„Achtsamkeit verstehen erfordert erleben, was Achtsamkeit ist“

Immer wieder höre ich abfällige und entwürdigende Bemerkungen über Achtsamkeit im Allgemeinen oder über spezielle Achtsamkeitsübungen. Da wird das In-Sich-Hineinspüren oder das Sich-Selber-Neutral-Beobachten ins Lächerliche gezogen. Oder das Verfolgen des eigenen Atemfluss wird als spiritueller Nonsens abgetan. Oft von Menschen, die mit ihren unmittelbaren Problemen völlig identifiziert sind. Diesen Menschen fällt es schwer, Offenheit gegenüber einer Technik  zu zeigen, die langsam und leise ist. Behutsam. Achtsamkeit steht im diametralen Gegensatz zu den populären Instant-Problem-Lösungen, wie sie in den Social-Media-Kanälen propagiert wird. Sie ist ein absoluter Gegenpol zur nach außen hin gerichteten Wahrnehmung. Es gibt in der Achtsamkeit als korrekt angewandtes Werkzeug kein Fake, sondern das ehrliche Beobachten und Wahrnehmen im gegenwärtigen Moment. Sie ist die  Einladung,  einen Schritt zur Seite zu treten und sich aus einer Beobachterperspektive zu betrachten. Die Einladung, einen Abstand zwischen sich und seine Gedanken zu bringen oder zwischen sich und seine emotionale Befindlichkeit. Und dabei zu erkennen, dass es darüber hinaus noch mehr zu entdecken gibt. Achtsamkeit ist das Werkzeug, was in diesen Zeiten am dringendsten benötigt wird. Und es braucht etwas Geduld, um die Benefits dieser Technik zu erkennen und zu spüren.

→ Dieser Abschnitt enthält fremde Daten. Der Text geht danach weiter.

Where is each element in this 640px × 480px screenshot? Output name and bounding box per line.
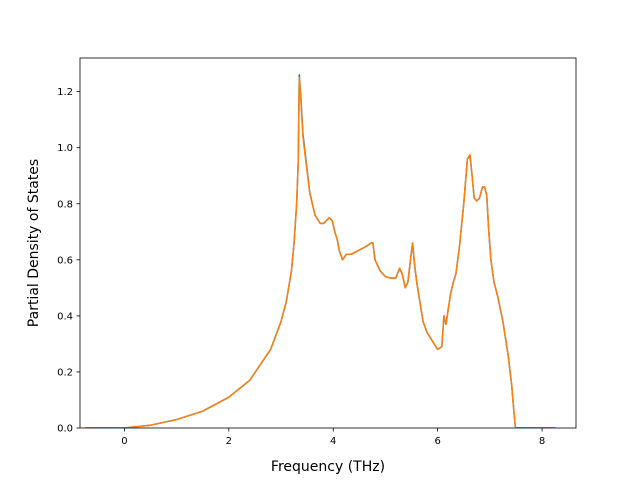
- x-tick-label: 8: [539, 436, 545, 447]
- y-tick-label: 0.8: [57, 199, 73, 210]
- x-tick-label: 2: [226, 436, 232, 447]
- y-tick-label: 0.2: [57, 367, 73, 378]
- axes-frame: [79, 57, 577, 429]
- series-layer: [85, 74, 556, 428]
- y-tick-label: 0.4: [57, 311, 73, 322]
- x-axis-label: Frequency (THz): [271, 459, 385, 475]
- y-tick-label: 1.2: [57, 87, 73, 98]
- y-tick-label: 1.0: [57, 143, 73, 154]
- x-tick-label: 6: [434, 436, 440, 447]
- y-tick-label: 0.0: [57, 424, 73, 435]
- y-tick-label: 0.6: [57, 255, 73, 266]
- x-axis-ticks: 0 2 4 6 8: [121, 428, 545, 447]
- x-tick-label: 0: [121, 436, 127, 447]
- y-axis-label: Partial Density of States: [26, 159, 42, 327]
- y-axis-ticks: 0.0 0.2 0.4 0.6 0.8 1.0 1.2: [57, 87, 80, 435]
- series-line-2: [85, 76, 556, 428]
- x-tick-label: 4: [330, 436, 336, 447]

„Achtsamkeit verstehen erfordert erleben, was Achtsamkeit ist“

ABER: Achtsamkeit macht einem bewusst, wie absorbiert man ist. Ähnlich dem Taubheitszustand nach exzessiven Drogenkonsum. Wo man völlig lala im Kopf  ist und alles nur matt und undeutlich wahrnimmt. In diesem Zustand verliert man völlig den Blick und das Empfinden für den unmittelbaren Augenblick.

Wer keine Offenheit hat, sich selber ehrlich zu begegnen, wer denkt, dass man alles über sich und andere weiß, wer glaubt, dass man den Durchblick hat, dem kann die Achtsamkeitspraxis richtig den Tag vermiesen.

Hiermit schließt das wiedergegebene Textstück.